Un politicien kazakh a payé plus de 7000 francs pour une intervention parlementaire au Conseil national. Le texte été conçu par la société de PR Burson-Marsteller, puis son contenu a été abondamment retravaillé au Kazakhstan et, le 21 juin 2013, il a été présenté par la conseillère nationale bernoise Christa Markwalder (PLR).

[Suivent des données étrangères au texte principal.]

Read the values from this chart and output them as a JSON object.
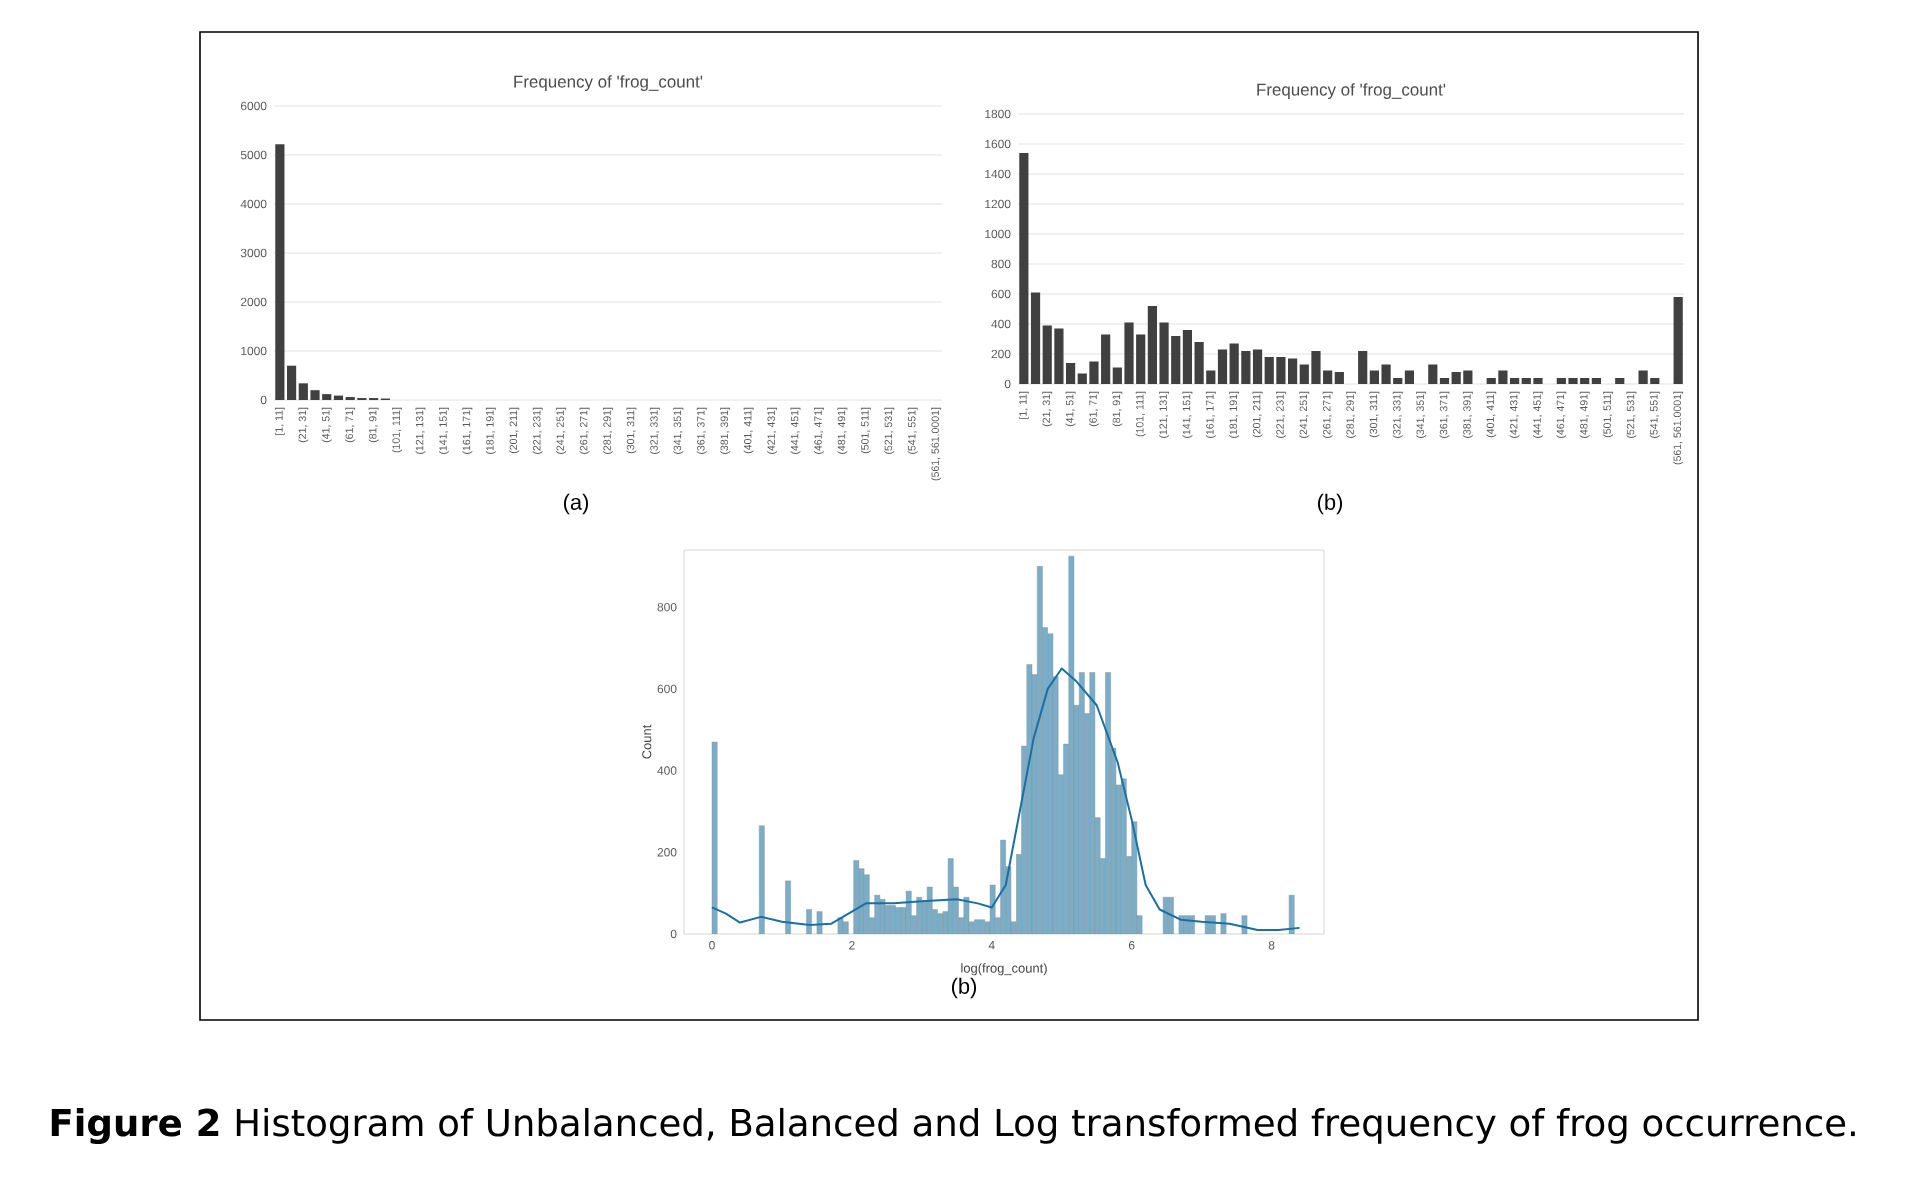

Le fait que des motions soient rédigées par des lobbyistes est banal. Ce qui est moins banal, c’est lorsque les commanditaires proviennent d’Etats autoritaires. Et on ne se souvient guère que le prix d’une telle intervention ait été rendu public. La NZZ a en main le décompte du 26 juin 2013, dans lequel la société Burson-Marsteller énumère ses prestations sous le titre « Interpellation Markwalder » : « Projet de texte ; rencontre avec la parlementaire CM [pour Christa Markwalder] ; traduction et livraison au client ; plusieurs remaniements (selon feedback du client et de la parlementaire CM ; rédaction définitive du texte. » Total : 7188 francs et 48 centimes.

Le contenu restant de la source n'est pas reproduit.